The major luxury groups are pursuing a range of strategies. Brands like Dior and Chanel have focused on fragrance and accessories. While among the leather goods mega-brands, Prada and Gucci continue to nurture their strong ready-to-wear DNA. On the whole, LVMH and Richemont appear to see their smaller fashion brands as future prospects rather than near-term stars. Richemont has increased its fashion presence through pure play e-tailer Net-a-Porter, but less than five percent of the group's revenues come from ready-to-wear. Céline is a good example of a smaller LVMH brand coming of age, though most of its recent commercial success has come from leather goods. Kering, on the other hand, has had greater success with its ready-to-wear brands, notably Stella McCartney and Alexander McQueen, yet Exane BNP Paribas estimates that these brands generate combined sales, in both apparel and accessories, totalling only about five percent of Kering's overall luxury sales.
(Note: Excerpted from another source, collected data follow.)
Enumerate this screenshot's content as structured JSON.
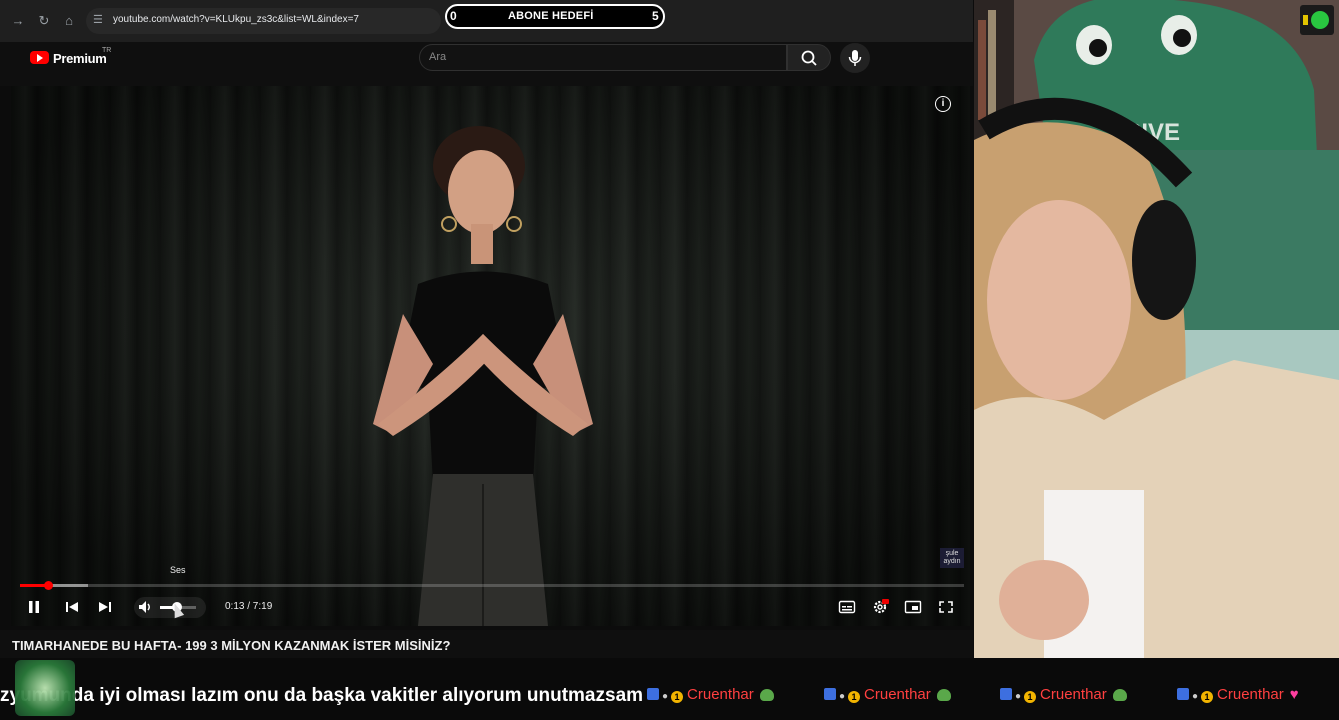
{
  "browser": {
    "back_icon": "arrow-right-icon",
    "reload_icon": "reload-icon",
    "home_icon": "home-icon",
    "url": "youtube.com/watch?v=KLUkpu_zs3c&list=WL&index=7"
  },
  "goal": {
    "left": "0",
    "title": "ABONE HEDEFİ",
    "right": "5"
  },
  "youtube": {
    "brand": "Premium",
    "region": "TR",
    "search_placeholder": "Ara",
    "accent": "#ff0000"
  },
  "player": {
    "volume_tooltip": "Ses",
    "time": "0:13 / 7:19",
    "progress": 0.03,
    "volume": 0.4,
    "watermark": "şule aydın"
  },
  "video_title": "TIMARHANEDE BU HAFTA- 199 3 MİLYON KAZANMAK İSTER MİSİNİZ?",
  "ticker": {
    "message": "zyumunda iyi olması lazım onu da başka vakitler alıyorum unutmazsam",
    "coin_value": "1",
    "tags": [
      {
        "name": "Cruenthar",
        "emote": "frog"
      },
      {
        "name": "Cruenthar",
        "emote": "frog"
      },
      {
        "name": "Cruenthar",
        "emote": "frog"
      },
      {
        "name": "Cruenthar",
        "emote": "heart"
      }
    ],
    "name_color": "#ff4040"
  }
}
Critically, the large European players have largely failed to tap the space between mass fashion retail brands and ready-to-wear brands that has been so effectively tapped by 'accessible luxury' juggernauts like Michael Kors and Tory Burch, as well as mid-priced specialists like Isabel Marant, Sandro, Maje, The Kooples, Patrizia Pepe, Pinko and Liu Jo. It is interesting to note that private equity funds — like KKR and L Capital — are investing in mid-priced fashion brands that are proving capable of direct retail expansion.

LVMH could bring Marc Jacobs and DKNY to the game and focus these brands in the mid-price space. But this does not seem to be a major priority for the group, as it appears to be concentrating its activity on its core brands and the higher end. Prada could also look to extend its reach by positioning Miu Miu at a lower price point, but this is certainly not on the agenda at the moment. On the contrary, Prada is taking Miu Miu in the exactly opposite direction, putting the brand on the same level as Prada. Balenciaga, which is going through a period of change under Alexander Wang, seems the next brand to watch at Kering, while Kenzo — for many years, a thorn in the side of LVMH — is seemingly getting new traction with a more mid-priced offering.

But the bottom line is: there is no obvious winning strategy to make designer ready-to-wear work. Designer ready-to-wear brands run the risk of becoming commercially irrelevant or losing their magic, while the accessible luxury space looks promising and open. But moving into this space means brands must become retailers, a major weakness of Italian and American designer ready-to-wear labels, which have largely focused on wholesale and not developed internal retail capabilities, running their few direct-to-consumer stores as flagships: beautiful brand “cathedrals,” which are, alas, often deeply loss making.

Luca Solca is the head of luxury goods at BNP Exane Paribas.